EUA suspende bombardeios ao Irã, que também freia ataques
O Irã passou a segunda noite sem bombardeios dos Estados Unidos, uma pausa na guerra que já dura quase cinco meses e que, segundo a imprensa americana, se deve em parte à diminuição de munições e aeronaves interceptoras Patriot.
Apesar do cessar-fogo assinado em abril e do protocolo de junho, que visava promover uma paz duradoura, ambos os países retomaram os ataques nas últimas duas semanas devido às tensões em torno do estratégico Estreito de Ormuz.
No entanto, embora o presidente americano, Donald Trump, não tenha descartado ataques em maior escala contra o Irã na sexta-feira, uma relativa calma se instalou na região após quase duas semanas de confrontos.
A suspensão dos bombardeios americanos também levou a uma pausa nos ataques retaliatórios que o Irã havia lançado nos últimos dias contra vários países vizinhos, aliados de Washington.
"Nas últimas duas noites, os americanos suspenderam seus ataques.
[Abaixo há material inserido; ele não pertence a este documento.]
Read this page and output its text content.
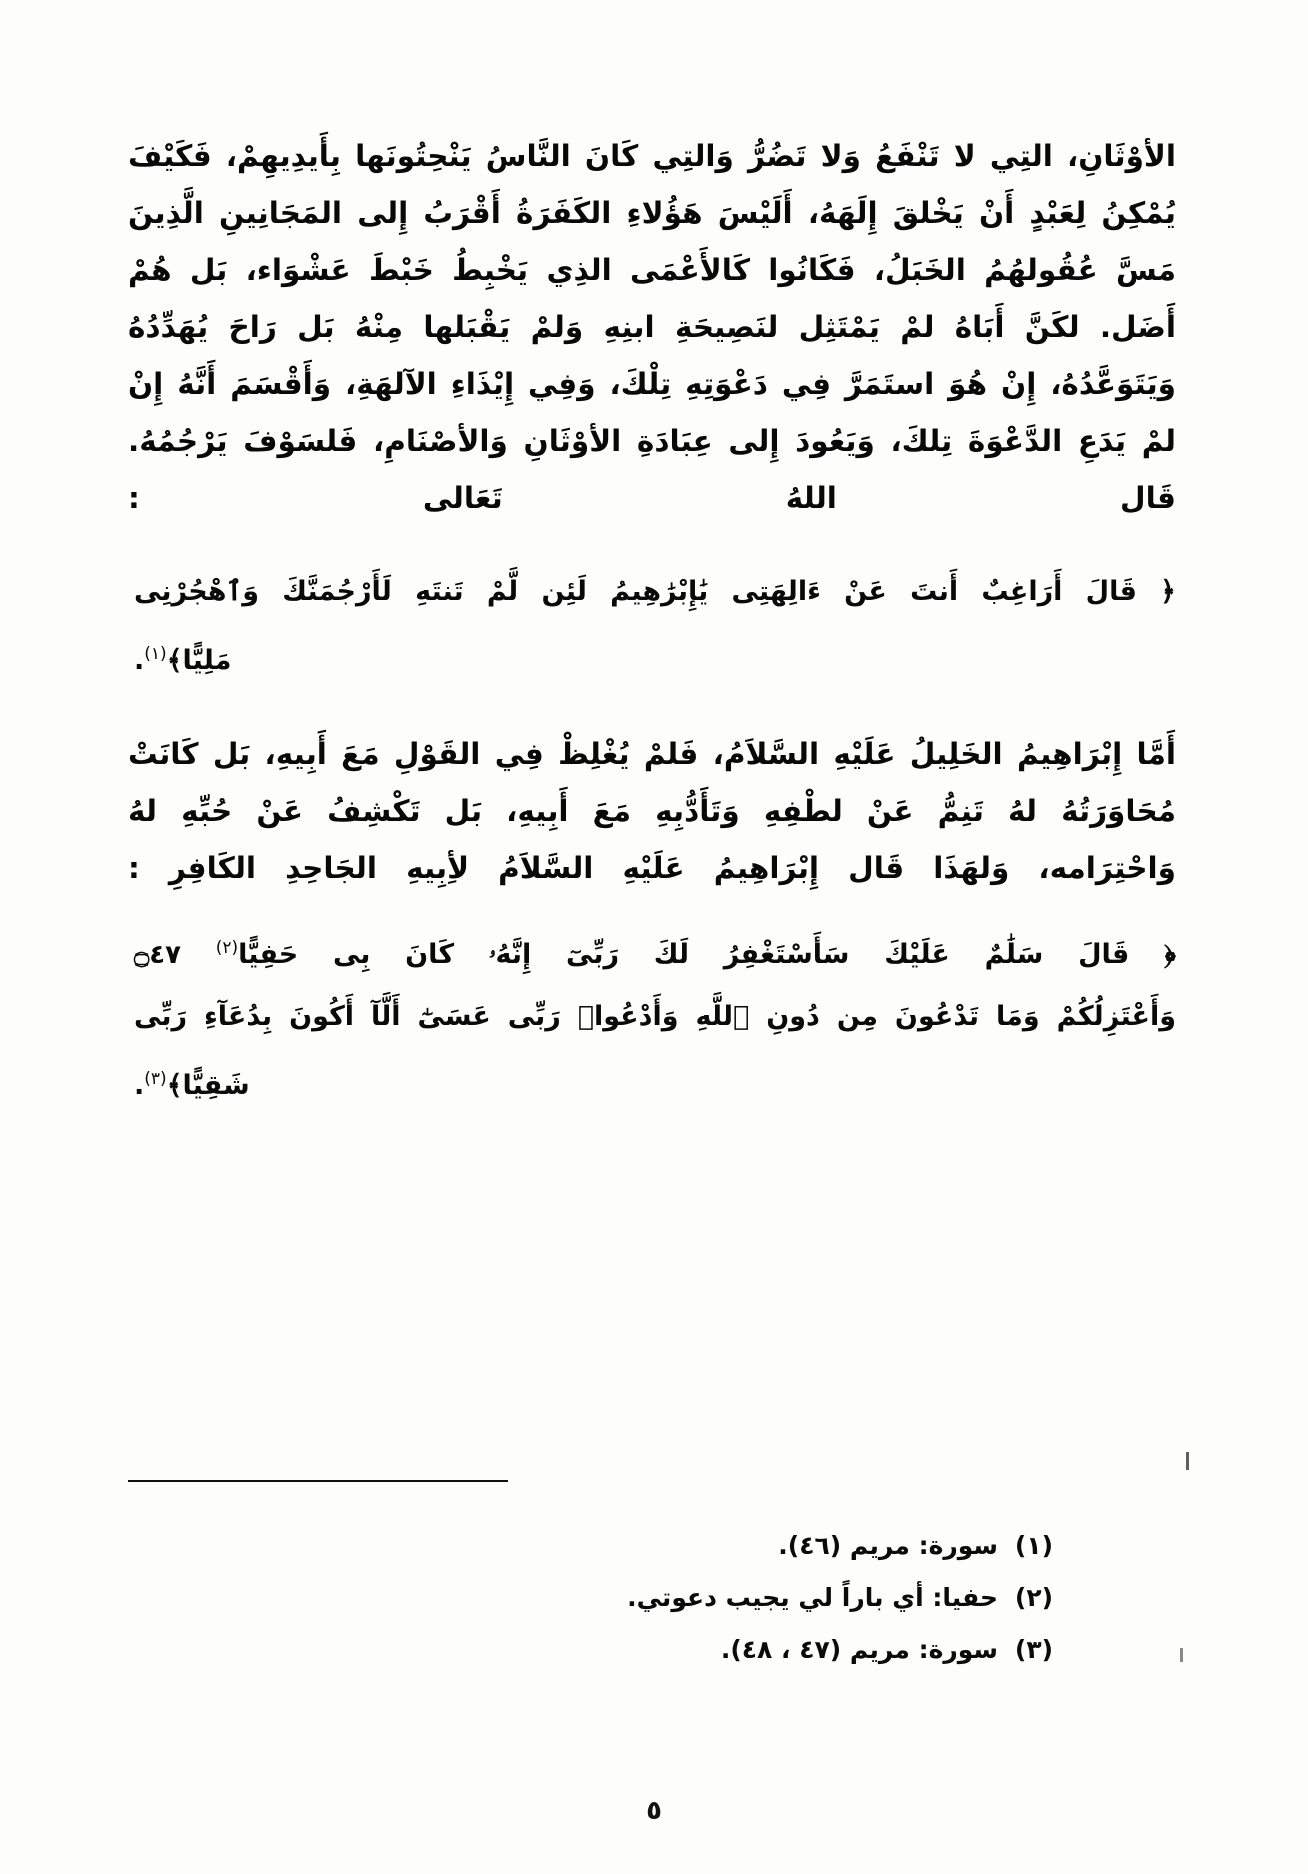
الأوْثَانِ، التِي لا تَنْفَعُ وَلا تَضُرُّ وَالتِي كَانَ النَّاسُ يَنْحِتُونَها بِأَيدِيهِمْ، فَكَيْفَ يُمْكِنُ لِعَبْدٍ أَنْ يَخْلقَ إِلَهَهُ، أَلَيْسَ هَؤُلاءِ الكَفَرَةُ أَقْرَبُ إِلى المَجَانِينِ الَّذِينَ مَسَّ عُقُولهُمُ الخَبَلُ، فَكَانُوا كَالأَعْمَى الذِي يَخْبِطُ خَبْطَ عَشْوَاء، بَل هُمْ أَضَل. لكَنَّ أَبَاهُ لمْ يَمْتَثِل لنَصِيحَةِ ابنِهِ وَلمْ يَقْبَلها مِنْهُ بَل رَاحَ يُهَدِّدُهُ وَيَتَوَعَّدُهُ، إِنْ هُوَ استَمَرَّ فِي دَعْوَتِهِ تِلْكَ، وَفِي إِيْذَاءِ الآلهَةِ، وَأَقْسَمَ أَنَّهُ إِنْ لمْ يَدَعِ الدَّعْوَةَ تِلكَ، وَيَعُودَ إِلى عِبَادَةِ الأوْثَانِ وَالأصْنَامِ، فَلسَوْفَ يَرْجُمُهُ. قَال اللهُ تَعَالى :

﴿ قَالَ أَرَاغِبٌ أَنتَ عَنْ ءَالِهَتِى يَٰإِبْرَٰهِيمُ لَئِن لَّمْ تَنتَهِ لَأَرْجُمَنَّكَ وَٱهْجُرْنِى
مَلِيًّا﴾$^{(١)}$.

أَمَّا إِبْرَاهِيمُ الخَلِيلُ عَلَيْهِ السَّلاَمُ، فَلمْ يُغْلِظْ فِي القَوْلِ مَعَ أَبِيهِ، بَل كَانَتْ مُحَاوَرَتُهُ لهُ تَنِمُّ عَنْ لطْفِهِ وَتَأَدُّبِهِ مَعَ أَبِيهِ، بَل تَكْشِفُ عَنْ حُبِّهِ لهُ وَاحْتِرَامه، وَلهَذَا قَال إِبْرَاهِيمُ عَلَيْهِ السَّلاَمُ لأِبِيهِ الجَاحِدِ الكَافِرِ :

﴿ قَالَ سَلَٰمٌ عَلَيْكَ سَأَسْتَغْفِرُ لَكَ رَبِّىٓ إِنَّهُۥ كَانَ بِى حَفِيًّا$^{(٢)}$ ۝٤٧
وَأَعْتَزِلُكُمْ وَمَا تَدْعُونَ مِن دُونِ ٱللَّهِ وَأَدْعُوا۟ رَبِّى عَسَىٰٓ أَلَّآ أَكُونَ بِدُعَآءِ رَبِّى
شَقِيًّا﴾$^{(٣)}$.
(١)سورة: مريم (٤٦).
(٢)حفيا: أي باراً لي يجيب دعوتي.
(٣)سورة: مريم (٤٧ ، ٤٨).
٥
Como nossa estratégia é essencialmente baseada na retaliação, também suspendemos nossas operações", disse o porta-voz militar Mohammad Akraminia.
Mas se os americanos "insistirem em continuar a guerra, particularmente por meio de ataques aéreos", o conflito "se espalhará ainda mais", acrescentou Akraminia.
Essa pausa nos ataques reacendeu as esperanças de uma retomada das negociações entre Washington e Teerã, que estavam paralisadas pelos combates no Estreito de Ormuz, crucial para o comércio de hidrocarbonetos.
Aberto após a assinatura de um protocolo de paz em junho, que estipulava um ciclo de 60 dias para negociações de paz, o Irã fechou o estreito novamente após a retomada das hostilidades.
Nas últimas 24 horas, seis navios que tentavam cruzar o estreito foram detidos, informou a televisão estatal iraniana.
Como aconteceu no início da guerra, o conflito se espalhou mais uma vez para além dessa rota marítima, atingindo bases americanas, navios na região e países do Golfo.
- Operações "em pausa" -
As operações dos EUA contra o Irã estão "em pausa", informou a CNN, citando uma fonte anônima do Pentágono.
Os planos para intensificar a campanha foram congelados em parte devido à diminuição dos estoques de munição, informou o The New York Times, citando duas pessoas próximas ao assunto.
Trump também corre o risco de expandir a guerra no Oriente Médio, alienando aliados no Golfo e causando mais danos à economia global, segundo o jornal.
O Departamento da Defesa apresentou a Trump um plano para a décima quarta noite consecutiva de ataques, mas ele se recusou a aprová-lo para incentivar o diálogo, informou o Axios.
O vice-presidente JD Vance e o general Dan Caine expressaram preocupação com uma escalada na sexta-feira durante uma reunião na Casa Branca, de acordo com a CNN.
Caine disse a Trump que os militares podem executar com sucesso as opções disponíveis, mas alertou que isso poderia ter consequências, informou a emissora.
Trump declarou na sexta-feira que o Irã tem a opção de chegar a um acordo ou enfrentar ataques em "um nível muito mais elevado".
A guerra, que Trump inicialmente estimou que duraria quatro ou cinco semanas, está agora se aproximando do seu quinto mês.
Os combates se espalharam para uma nova frente desde que os rebeldes huthis do Iêmen anunciaram ataques às instalações petrolíferas da Saudi Aramco em Jizan e Yanbu, em retaliação aos bombardeios sauditas.